Fabrizio Maria Barbuto per “Libero Quotidiano”
Un esubero di 173 detenuti, eppure Marco Prato, criminale dalla personalità proclive al suicidio, fu trasferito proprio a Velletri, dove non gli sarebbe stata certamente garantita la sorveglianza necessaria a scongiurare il peggio. Perché nessuno esige risposte in merito? Non la famiglia, non la società.
Tanto Marco era solo un mostro che meritava di morire, poco importa se, ad uccidersi, sia stato lui. È così che la pensano gli innumerevoli utenti del web, i quali hanno già emesso sentenza prima degli organi competenti, come consuetudine nell' era digitale.
Il Lazio si distingue per un triste primato in campo carcerario, "vanta" infatti le prigioni più straripanti della penisola, le quali superano in molti casi la capienza regolamentare. Come sostiene lo stesso garante dei detenuti Mauro Palma, quella di Velletri non era la struttura idonea a ospitare Prato e supportarlo nei suoi squilibri emotivi.
L' uomo si è espresso sulla morte del ragazzo definendola un "suicidio annunciato", ma c' è perfino chi ipotizza il "suicidio assistito". Ad opera di chi? È davvero da considerare l' eventualità che qualcuno abbia agito sottobanco affinché l' assassino venisse trasferito lì dove gli fosse più facile dare riscontro al suo proposito di farla finita?
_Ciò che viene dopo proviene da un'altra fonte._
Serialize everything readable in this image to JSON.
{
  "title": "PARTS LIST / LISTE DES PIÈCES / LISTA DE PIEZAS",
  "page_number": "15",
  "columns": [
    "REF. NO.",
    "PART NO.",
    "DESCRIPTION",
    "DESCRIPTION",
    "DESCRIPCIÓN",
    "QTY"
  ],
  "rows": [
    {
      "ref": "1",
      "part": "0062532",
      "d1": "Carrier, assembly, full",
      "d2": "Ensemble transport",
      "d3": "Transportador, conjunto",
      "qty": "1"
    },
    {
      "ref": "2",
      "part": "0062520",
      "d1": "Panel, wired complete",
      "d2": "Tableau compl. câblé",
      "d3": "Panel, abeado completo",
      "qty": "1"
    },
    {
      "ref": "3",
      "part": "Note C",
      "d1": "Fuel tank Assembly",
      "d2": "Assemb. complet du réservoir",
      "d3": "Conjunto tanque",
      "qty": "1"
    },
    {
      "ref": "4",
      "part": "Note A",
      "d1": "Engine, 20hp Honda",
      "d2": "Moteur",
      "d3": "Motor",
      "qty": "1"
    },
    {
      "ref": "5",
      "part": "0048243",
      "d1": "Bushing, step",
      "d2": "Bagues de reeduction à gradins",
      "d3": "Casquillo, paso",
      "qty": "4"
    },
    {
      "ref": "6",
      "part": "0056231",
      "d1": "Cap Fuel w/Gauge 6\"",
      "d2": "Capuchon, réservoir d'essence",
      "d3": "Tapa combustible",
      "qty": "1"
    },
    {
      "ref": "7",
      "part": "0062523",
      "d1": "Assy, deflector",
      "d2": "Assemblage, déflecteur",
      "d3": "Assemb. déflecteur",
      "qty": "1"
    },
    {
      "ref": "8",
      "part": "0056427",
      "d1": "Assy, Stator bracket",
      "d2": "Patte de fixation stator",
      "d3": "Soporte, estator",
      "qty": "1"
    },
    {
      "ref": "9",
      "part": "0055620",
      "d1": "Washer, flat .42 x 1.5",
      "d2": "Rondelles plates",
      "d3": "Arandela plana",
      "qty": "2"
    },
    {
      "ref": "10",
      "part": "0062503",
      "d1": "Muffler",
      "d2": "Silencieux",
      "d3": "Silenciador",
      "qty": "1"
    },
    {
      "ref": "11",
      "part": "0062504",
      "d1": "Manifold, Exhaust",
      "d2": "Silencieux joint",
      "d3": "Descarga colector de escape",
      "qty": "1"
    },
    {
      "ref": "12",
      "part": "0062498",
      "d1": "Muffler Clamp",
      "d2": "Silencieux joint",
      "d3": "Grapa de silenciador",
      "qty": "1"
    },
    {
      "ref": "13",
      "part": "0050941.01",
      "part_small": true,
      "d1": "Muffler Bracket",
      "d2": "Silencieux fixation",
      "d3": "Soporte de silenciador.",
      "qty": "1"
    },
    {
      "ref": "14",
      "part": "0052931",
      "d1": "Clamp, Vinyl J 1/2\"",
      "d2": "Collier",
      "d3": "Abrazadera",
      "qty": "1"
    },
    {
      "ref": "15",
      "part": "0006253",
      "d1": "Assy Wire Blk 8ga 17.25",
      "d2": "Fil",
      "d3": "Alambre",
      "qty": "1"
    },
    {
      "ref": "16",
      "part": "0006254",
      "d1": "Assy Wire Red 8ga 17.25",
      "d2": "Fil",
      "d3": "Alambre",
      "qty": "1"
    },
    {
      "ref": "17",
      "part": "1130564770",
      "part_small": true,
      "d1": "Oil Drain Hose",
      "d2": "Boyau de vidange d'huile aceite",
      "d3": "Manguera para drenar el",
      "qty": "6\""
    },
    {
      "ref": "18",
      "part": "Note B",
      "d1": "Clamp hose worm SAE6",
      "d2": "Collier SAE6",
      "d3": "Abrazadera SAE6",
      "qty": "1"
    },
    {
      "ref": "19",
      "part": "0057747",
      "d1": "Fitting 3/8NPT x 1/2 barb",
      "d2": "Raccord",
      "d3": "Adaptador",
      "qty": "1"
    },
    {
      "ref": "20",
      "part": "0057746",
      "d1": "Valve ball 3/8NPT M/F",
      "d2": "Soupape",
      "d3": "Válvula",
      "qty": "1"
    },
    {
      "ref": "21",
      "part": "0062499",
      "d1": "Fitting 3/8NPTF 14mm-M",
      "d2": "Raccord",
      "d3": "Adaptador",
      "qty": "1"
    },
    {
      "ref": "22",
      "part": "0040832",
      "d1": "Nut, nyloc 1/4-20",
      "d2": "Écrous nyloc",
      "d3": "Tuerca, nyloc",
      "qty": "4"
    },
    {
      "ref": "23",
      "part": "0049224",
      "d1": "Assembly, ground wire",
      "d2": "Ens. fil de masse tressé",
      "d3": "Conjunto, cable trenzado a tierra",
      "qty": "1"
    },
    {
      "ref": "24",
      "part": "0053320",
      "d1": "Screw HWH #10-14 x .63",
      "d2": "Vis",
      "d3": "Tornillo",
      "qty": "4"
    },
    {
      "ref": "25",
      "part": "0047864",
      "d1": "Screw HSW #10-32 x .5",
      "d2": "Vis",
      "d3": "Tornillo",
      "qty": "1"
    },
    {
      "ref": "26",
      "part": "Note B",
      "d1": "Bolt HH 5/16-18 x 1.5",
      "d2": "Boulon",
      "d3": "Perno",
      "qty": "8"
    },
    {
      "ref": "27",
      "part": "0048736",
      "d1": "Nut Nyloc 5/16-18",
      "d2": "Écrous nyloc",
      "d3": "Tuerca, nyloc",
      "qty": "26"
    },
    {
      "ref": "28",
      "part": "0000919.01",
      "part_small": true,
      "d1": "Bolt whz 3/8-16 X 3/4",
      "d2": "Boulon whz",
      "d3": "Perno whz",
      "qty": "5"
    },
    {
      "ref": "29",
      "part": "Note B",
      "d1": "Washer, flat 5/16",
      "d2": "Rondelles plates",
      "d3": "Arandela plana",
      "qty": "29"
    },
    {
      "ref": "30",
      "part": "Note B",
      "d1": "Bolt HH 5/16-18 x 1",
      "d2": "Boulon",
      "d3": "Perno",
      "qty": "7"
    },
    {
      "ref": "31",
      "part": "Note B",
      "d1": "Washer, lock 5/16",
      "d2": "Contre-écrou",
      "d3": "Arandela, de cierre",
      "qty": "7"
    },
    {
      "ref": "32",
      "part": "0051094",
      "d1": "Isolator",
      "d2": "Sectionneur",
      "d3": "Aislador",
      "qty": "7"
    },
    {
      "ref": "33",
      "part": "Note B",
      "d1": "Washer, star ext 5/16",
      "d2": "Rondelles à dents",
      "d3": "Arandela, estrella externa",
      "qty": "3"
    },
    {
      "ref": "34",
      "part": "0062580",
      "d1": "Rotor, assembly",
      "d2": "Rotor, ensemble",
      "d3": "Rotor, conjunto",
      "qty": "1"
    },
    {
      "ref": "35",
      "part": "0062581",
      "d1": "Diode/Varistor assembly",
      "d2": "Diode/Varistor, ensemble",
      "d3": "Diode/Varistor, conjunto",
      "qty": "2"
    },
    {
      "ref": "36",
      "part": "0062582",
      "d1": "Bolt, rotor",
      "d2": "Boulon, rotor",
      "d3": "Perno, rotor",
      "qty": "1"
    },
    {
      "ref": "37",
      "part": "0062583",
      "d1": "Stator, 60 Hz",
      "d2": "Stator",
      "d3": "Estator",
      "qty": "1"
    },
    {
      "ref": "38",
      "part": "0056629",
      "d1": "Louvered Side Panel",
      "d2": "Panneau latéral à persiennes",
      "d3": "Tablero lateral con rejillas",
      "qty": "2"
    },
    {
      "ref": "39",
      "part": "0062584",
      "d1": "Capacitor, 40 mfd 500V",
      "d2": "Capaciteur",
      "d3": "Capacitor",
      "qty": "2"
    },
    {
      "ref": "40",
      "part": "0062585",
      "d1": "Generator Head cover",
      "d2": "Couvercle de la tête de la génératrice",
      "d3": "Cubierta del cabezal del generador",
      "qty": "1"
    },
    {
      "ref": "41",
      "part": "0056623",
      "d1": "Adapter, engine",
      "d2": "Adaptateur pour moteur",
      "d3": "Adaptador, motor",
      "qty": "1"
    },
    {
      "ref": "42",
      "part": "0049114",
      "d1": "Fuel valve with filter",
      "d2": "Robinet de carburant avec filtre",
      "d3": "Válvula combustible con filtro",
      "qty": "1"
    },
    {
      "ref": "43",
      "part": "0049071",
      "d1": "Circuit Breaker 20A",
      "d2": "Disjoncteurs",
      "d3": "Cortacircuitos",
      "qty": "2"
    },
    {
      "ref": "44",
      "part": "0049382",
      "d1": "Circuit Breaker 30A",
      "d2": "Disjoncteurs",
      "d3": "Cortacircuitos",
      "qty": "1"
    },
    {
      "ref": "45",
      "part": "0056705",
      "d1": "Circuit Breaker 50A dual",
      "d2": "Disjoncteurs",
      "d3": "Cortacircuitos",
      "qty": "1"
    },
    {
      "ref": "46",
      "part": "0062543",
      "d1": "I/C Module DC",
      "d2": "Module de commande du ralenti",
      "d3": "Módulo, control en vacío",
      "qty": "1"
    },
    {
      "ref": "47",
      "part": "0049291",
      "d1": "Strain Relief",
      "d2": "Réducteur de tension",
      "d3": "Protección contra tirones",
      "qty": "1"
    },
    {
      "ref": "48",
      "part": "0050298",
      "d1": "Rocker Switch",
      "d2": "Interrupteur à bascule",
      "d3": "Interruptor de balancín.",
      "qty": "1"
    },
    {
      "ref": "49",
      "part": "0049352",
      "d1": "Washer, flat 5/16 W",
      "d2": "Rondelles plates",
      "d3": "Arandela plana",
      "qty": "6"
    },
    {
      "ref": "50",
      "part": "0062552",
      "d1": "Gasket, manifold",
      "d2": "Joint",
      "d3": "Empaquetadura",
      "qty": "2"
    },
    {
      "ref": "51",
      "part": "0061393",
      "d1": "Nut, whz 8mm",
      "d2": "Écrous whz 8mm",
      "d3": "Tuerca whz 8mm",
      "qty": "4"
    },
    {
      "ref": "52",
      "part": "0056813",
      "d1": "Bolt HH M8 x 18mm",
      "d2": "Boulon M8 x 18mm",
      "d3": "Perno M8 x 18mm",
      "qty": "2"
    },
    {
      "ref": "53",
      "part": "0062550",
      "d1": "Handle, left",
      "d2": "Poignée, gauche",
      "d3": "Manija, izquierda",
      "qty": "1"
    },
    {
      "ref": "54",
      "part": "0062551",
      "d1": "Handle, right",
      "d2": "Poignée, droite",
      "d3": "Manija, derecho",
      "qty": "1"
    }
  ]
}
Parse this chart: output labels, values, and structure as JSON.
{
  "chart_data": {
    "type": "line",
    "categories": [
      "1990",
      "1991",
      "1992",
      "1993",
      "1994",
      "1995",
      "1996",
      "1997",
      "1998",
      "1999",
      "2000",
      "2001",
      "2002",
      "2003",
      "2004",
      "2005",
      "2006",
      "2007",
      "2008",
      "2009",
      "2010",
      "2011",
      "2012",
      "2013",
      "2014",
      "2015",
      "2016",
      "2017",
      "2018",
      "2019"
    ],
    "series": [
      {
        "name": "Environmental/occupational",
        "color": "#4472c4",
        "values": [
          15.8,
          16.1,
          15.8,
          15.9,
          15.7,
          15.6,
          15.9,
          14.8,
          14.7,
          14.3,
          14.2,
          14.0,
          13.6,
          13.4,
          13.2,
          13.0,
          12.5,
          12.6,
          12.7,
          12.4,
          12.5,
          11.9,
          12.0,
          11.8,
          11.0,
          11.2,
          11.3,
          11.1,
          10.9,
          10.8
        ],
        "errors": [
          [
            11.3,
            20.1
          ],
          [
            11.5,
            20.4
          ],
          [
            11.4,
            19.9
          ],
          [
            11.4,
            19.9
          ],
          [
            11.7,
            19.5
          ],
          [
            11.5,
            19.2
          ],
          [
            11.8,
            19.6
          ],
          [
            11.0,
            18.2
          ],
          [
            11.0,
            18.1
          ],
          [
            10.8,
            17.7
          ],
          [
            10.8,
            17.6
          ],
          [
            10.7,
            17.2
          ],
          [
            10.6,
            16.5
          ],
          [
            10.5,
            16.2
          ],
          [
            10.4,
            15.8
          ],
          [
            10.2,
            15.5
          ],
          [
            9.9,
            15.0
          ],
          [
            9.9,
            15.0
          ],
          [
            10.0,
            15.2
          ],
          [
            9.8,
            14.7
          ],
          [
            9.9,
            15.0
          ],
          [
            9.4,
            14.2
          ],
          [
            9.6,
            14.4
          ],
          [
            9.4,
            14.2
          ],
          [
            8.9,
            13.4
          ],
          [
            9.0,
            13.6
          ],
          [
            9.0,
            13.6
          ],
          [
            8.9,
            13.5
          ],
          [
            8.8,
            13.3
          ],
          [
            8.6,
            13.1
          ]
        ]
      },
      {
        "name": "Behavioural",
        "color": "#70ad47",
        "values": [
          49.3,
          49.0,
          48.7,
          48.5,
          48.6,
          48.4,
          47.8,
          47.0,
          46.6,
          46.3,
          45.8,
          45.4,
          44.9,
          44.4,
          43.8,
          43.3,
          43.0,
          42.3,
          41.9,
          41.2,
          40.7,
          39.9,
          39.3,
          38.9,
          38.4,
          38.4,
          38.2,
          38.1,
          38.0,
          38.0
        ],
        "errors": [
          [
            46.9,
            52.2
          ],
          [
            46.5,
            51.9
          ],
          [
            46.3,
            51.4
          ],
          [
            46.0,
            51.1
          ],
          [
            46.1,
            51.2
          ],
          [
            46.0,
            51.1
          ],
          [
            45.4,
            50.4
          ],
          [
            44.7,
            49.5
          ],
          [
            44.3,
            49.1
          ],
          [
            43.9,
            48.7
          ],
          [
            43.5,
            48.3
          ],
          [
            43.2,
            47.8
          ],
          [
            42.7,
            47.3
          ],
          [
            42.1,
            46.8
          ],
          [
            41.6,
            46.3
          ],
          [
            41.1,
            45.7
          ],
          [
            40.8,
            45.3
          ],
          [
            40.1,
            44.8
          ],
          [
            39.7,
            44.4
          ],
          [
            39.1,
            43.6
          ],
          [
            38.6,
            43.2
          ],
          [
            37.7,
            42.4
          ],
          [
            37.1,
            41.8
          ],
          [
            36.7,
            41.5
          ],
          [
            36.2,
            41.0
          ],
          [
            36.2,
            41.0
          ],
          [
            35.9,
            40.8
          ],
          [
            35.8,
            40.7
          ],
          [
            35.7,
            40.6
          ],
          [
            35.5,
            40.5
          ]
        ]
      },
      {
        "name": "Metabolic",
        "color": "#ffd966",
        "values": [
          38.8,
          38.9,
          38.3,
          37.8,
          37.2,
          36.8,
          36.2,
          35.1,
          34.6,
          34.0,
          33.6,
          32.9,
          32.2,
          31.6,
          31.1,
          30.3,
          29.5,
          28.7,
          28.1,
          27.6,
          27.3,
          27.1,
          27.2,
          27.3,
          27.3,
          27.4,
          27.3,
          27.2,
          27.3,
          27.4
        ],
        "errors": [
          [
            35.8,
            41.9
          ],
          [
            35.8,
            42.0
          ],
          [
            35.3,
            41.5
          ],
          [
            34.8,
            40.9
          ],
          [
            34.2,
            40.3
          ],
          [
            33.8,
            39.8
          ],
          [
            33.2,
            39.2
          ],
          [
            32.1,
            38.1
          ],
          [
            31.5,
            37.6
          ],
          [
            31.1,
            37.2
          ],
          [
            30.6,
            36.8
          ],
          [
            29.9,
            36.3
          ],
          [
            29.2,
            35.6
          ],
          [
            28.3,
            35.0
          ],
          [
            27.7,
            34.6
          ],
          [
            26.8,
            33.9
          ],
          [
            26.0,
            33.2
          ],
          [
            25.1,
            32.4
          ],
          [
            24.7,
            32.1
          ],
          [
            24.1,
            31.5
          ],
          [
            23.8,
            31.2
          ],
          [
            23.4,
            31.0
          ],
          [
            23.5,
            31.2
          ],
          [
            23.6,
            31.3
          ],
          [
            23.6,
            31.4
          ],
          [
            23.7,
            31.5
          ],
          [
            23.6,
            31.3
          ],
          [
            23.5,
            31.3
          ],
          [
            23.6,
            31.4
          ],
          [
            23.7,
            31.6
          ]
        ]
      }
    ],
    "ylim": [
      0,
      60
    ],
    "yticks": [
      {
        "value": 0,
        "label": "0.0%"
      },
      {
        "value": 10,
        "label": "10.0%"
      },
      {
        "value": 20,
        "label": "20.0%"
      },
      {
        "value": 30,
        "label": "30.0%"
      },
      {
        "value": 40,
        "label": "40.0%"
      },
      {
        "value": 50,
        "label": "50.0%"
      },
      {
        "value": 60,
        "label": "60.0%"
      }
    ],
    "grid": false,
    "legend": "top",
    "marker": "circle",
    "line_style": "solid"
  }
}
È possibile che questa fosse una delle ultime volontà di Prato, o esse erano solo quelle trascritte sul foglietto testamentario ritrovato in cella al suo decesso, in cui pregava che alla sua salma venisse rigenerata la chioma e messo lo smalto rosso?
Il caso Varani sembrava risolto con la cattura degli assassini del povero Luca, ma ora che uno di essi si è tolto la vita in circostanze non del tutto chiare, la sua trama si infittisce più che mai.
TENTATIVI FALLITI
«Aveva tentato il suicidio più volte, Marco, ma nonostante fossimo amici, l' ho scoperto solo dalle ricostruzioni tv» a parlare è Alfonso Stani, noto pr della capitale che conosceva bene Prato, e che dopo il delitto Varani ne ha cancellato ogni forma di rispetto e affezione.
«Sprizzava vita da ogni poro, e venire a conoscenza delle sue manie suicide mi ha sorpreso quasi quanto scoprirlo assassino. Gli hanno fornito molte attenuanti, e tra queste c' è la droga, ma essa può solo amplificare la natura di un uomo, non le fa prendere un altro corso».
I tentativi di togliersi la vita operati da Prato, forse, si sono sempre rivelati fallimentari perché morire non era davvero il suo proposito, attaccato com' era alla materialità di quella vita che celebrava a ritmo accelerato, senza mai avere del tutto imparato a gestire un disordine emozionale che lo portò a eccessi di ogni tipo: sesso promiscuo, alcool a profusione e droghe pesanti.
MARCO PRATO - LUCA VARANI - MANUEL FOFFO
Fino al più tragico di tutti: l' omicidio di Luca Varani, perpetrato assieme al suo complice-amante Manuel Foffo, con centosette coltellate.
LATO OSCURO
«Le reciproche nature perverse si sono fomentate, e dalla loro fusione è scaturito il peggio» asserisce Stani, il quale, da persona che conosceva uno degli assassini e la sua indole suggestionabile, si dice certo che le responsabilità del crimine spettino solo al 10% a Prato: «Sì, aveva una personalità complessa e a tratti torbida, ma nessuno avrebbe mai familiarizzato col suo lato oscuro se qualcuno non si fosse impegnato a portarlo in superficie.
Lui voleva essere Dalidà, e in Foffo aveva trovato il suo Luigi Tenco». Prato aveva infatti una vera e propria ossessione per la cantante francese della quale, ogni anno, celebrava sul suo profilo Facebook data di nascita, di morte e tappe di vita salienti.
I suoi post pubblici terminavano sempre con la dicitura «applausi», come a esprimere le sue smanie autocelebrative e quel narcisismo distruttivo dal quale appariva permeato, che, nonostante la sua omosessualità dichiarata, lo portò perfino a intrecciare relazioni con soubrette e donne dello spettacolo, pur di sfilare sui red carpet capitolini.
marco prato con flavia vento e nadia bengala
Il suo suicidio ancora avvolto nel mistero si è svolto proprio con la stessa spettacolarità di uno dei suoi tanti post su Facebook: un decalogo di cose da fare dopo la sua morte e l' invito agli amici di continuare ad ascoltare Dalidà anche al posto suo.
E nonostante l' intero scritto si concluda con l' addio alla famiglia, è tutto così lezioso e studiato a tavolino che sembra quasi avercela messa anche lì, da qualche parte, quella consueta esortazione: «Applausi».